|Click the image to see detail.|
What does this mean? How do we get there? Here's the short answer.
Assurance is the confidence in your ability to provide for the confidentiality, integrity, availability, and accounting of your systems (NIST). Getting your systems set up "in the cloud" is one thing. Doing it with the appropriate controls to enforce security and meet compliance requirements… That's another. Step up the maturity of your processes and maintain your security and compliance posture over time. Step it up further to provide actionable intelligence for proactive (automatic or manual) responses. Document everything. Details matter.
This has been discussed before, and this is an illustration that I created a few years ago.
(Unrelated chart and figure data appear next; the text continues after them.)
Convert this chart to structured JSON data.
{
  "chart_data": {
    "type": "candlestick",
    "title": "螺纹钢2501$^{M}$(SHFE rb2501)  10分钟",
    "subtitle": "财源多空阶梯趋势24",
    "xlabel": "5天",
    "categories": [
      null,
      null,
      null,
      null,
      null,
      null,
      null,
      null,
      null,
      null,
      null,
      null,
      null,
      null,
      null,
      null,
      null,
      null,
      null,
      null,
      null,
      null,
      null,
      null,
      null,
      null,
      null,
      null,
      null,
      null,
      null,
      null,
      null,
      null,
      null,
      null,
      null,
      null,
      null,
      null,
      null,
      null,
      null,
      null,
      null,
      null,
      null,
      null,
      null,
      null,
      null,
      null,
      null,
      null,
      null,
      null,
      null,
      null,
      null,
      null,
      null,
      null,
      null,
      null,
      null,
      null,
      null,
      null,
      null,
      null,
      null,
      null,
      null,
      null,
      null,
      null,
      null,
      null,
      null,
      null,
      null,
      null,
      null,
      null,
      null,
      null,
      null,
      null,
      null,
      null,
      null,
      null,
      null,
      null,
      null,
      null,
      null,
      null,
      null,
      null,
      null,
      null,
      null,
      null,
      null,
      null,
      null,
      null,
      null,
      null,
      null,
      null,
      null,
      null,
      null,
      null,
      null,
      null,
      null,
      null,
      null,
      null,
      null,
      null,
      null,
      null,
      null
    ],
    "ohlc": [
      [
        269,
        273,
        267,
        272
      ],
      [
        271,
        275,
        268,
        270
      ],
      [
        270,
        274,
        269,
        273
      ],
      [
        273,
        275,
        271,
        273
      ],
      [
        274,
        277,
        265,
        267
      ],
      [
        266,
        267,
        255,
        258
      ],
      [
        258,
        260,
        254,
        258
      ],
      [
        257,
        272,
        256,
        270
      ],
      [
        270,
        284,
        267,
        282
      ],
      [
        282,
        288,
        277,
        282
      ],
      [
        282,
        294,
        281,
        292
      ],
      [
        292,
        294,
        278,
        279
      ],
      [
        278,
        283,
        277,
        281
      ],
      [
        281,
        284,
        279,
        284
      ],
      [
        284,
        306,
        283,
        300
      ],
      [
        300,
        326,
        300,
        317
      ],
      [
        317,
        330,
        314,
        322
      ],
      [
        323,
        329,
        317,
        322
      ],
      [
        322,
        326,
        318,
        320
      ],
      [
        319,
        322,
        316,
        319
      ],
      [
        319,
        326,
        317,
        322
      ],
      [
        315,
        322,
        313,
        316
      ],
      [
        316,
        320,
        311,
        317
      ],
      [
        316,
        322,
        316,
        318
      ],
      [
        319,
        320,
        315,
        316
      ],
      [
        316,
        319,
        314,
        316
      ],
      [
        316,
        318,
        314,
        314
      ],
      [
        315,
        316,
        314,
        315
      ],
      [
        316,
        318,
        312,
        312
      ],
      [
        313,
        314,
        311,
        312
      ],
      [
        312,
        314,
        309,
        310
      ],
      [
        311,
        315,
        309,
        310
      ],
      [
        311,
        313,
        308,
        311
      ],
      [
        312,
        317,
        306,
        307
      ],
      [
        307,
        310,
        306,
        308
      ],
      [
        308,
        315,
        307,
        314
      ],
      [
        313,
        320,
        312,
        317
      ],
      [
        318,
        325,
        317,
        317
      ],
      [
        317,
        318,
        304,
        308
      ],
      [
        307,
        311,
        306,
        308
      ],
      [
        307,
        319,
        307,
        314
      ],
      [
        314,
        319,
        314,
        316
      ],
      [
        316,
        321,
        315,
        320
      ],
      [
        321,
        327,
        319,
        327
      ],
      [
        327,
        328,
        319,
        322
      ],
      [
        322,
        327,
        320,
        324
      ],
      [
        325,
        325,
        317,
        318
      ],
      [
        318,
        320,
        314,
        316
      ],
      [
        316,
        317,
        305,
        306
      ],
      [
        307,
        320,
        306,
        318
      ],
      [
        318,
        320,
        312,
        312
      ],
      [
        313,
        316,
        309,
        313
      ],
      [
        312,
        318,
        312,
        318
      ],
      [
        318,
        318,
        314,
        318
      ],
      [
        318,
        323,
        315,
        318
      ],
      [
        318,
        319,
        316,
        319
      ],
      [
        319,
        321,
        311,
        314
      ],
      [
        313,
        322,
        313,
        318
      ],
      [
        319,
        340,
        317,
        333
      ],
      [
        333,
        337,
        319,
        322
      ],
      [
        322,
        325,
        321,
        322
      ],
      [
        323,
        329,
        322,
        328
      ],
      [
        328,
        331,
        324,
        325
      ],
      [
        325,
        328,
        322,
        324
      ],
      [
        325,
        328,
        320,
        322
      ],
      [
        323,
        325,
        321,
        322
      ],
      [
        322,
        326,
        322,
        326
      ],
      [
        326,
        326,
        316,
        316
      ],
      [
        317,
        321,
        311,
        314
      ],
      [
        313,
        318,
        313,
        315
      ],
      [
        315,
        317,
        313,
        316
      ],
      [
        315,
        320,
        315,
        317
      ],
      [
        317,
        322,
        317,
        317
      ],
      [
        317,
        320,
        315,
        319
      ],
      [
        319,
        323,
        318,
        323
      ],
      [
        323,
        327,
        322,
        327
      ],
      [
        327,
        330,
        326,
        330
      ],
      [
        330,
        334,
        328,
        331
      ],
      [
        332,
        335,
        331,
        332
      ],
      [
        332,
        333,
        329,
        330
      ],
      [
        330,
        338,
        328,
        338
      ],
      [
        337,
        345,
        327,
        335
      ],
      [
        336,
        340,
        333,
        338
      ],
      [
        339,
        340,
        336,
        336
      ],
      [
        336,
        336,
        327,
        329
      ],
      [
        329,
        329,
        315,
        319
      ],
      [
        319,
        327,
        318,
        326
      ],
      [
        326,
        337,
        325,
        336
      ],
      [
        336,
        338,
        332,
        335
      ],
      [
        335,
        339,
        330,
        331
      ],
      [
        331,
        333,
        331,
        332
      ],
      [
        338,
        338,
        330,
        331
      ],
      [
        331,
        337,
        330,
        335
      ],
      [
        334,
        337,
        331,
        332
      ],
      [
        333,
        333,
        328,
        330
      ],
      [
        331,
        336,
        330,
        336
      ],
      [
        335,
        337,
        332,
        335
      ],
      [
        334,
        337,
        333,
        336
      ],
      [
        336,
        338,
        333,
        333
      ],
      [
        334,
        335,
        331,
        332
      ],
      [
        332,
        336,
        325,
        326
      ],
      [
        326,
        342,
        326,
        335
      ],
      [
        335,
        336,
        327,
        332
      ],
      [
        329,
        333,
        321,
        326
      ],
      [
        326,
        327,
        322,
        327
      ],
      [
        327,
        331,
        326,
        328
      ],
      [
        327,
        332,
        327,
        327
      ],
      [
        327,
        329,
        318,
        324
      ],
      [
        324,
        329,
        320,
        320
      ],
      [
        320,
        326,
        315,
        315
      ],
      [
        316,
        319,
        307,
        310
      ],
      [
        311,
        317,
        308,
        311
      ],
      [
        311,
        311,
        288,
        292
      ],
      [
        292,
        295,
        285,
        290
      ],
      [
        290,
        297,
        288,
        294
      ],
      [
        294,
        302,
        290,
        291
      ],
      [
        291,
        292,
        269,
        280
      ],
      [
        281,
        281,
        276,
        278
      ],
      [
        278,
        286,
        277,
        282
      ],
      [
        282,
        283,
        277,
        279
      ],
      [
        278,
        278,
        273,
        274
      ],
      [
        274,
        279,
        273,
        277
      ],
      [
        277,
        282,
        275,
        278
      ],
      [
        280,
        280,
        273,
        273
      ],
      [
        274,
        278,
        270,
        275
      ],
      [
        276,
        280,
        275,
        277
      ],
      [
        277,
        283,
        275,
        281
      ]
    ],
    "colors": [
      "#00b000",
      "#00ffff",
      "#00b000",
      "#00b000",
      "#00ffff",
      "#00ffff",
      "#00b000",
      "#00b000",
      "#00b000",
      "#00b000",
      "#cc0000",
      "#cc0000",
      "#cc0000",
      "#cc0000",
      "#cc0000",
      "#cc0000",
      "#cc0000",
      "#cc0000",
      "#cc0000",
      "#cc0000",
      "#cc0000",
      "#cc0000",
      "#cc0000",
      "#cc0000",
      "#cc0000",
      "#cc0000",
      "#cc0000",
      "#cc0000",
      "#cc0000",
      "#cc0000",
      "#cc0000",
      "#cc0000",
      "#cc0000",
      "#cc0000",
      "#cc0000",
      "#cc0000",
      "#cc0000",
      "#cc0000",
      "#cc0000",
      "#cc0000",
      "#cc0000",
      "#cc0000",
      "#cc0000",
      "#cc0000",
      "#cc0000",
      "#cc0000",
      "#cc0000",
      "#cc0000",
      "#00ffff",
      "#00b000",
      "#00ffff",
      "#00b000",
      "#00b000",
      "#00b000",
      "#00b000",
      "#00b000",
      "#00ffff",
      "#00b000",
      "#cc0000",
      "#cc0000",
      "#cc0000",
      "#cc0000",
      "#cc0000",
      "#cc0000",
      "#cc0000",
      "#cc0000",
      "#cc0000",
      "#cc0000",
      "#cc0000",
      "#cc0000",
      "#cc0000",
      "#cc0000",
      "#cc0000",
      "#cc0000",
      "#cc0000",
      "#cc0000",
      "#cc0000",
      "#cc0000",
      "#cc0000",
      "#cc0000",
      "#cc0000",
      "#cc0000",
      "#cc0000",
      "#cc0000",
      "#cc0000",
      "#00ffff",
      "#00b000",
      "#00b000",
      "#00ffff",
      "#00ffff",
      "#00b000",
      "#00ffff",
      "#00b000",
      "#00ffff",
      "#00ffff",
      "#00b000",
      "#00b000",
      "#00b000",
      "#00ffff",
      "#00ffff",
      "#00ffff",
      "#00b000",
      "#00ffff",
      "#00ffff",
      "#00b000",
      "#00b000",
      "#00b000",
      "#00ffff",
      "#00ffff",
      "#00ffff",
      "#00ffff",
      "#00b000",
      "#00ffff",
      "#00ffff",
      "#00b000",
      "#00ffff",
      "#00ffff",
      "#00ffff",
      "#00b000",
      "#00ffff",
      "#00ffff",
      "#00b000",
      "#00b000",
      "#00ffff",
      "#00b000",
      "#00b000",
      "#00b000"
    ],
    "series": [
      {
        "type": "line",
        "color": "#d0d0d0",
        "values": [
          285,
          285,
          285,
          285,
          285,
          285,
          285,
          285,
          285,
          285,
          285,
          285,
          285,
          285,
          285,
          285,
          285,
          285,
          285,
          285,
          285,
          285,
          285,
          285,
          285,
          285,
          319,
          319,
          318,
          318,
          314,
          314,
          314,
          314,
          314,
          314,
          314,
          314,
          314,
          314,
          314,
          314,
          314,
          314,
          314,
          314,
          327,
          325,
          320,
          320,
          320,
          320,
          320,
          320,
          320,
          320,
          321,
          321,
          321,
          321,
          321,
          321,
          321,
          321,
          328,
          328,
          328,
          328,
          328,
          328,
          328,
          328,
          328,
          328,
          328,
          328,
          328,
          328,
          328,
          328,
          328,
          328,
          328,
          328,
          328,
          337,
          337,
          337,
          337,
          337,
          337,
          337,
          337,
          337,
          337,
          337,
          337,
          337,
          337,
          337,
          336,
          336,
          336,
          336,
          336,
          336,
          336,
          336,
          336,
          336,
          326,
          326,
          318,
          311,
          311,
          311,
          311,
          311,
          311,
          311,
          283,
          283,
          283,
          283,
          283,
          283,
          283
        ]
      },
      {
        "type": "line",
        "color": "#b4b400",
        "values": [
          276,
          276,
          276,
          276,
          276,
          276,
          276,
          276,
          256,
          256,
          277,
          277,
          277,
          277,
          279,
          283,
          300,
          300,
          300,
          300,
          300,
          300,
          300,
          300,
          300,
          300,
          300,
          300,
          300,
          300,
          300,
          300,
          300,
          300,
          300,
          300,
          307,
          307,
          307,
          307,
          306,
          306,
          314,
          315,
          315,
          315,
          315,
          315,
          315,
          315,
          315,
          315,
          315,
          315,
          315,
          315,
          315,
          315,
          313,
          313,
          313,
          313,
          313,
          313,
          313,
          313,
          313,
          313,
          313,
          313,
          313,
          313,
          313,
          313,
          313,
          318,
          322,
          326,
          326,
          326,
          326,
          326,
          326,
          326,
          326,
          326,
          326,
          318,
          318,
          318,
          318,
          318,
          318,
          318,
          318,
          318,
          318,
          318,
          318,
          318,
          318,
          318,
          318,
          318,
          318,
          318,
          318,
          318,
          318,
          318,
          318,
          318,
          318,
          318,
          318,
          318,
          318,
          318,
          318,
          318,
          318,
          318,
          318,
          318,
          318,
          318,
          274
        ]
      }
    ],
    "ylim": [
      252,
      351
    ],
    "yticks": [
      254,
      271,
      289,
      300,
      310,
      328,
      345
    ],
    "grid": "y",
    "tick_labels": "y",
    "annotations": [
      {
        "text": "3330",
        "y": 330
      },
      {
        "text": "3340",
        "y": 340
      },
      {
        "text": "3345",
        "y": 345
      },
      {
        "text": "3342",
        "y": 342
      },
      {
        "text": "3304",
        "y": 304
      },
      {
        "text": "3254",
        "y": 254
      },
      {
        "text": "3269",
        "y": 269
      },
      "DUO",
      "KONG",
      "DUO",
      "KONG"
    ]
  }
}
It came up again this week while discussing governance with a peer. Maintaining and governing systems requires work. It. Just. Does.
Automation is a great tool, but then, consider the details as well. What is your scope? Is it accurate? How much of it is automation cover? Who covers the rest? What about the business processes? Which ones are supportive of your endeavor? Which ones are antagonistic? What is an acceptable substantive change? According to what metrics? How do you measure your success?
It's difficult to do. It requires revisiting previously executed routines multiple times and measuring your results. Success is derived when you stop looking at this as a series of athletic sprints (not to be confused with agile processes). Set yourself up with the endurance to excel in ongoing operations.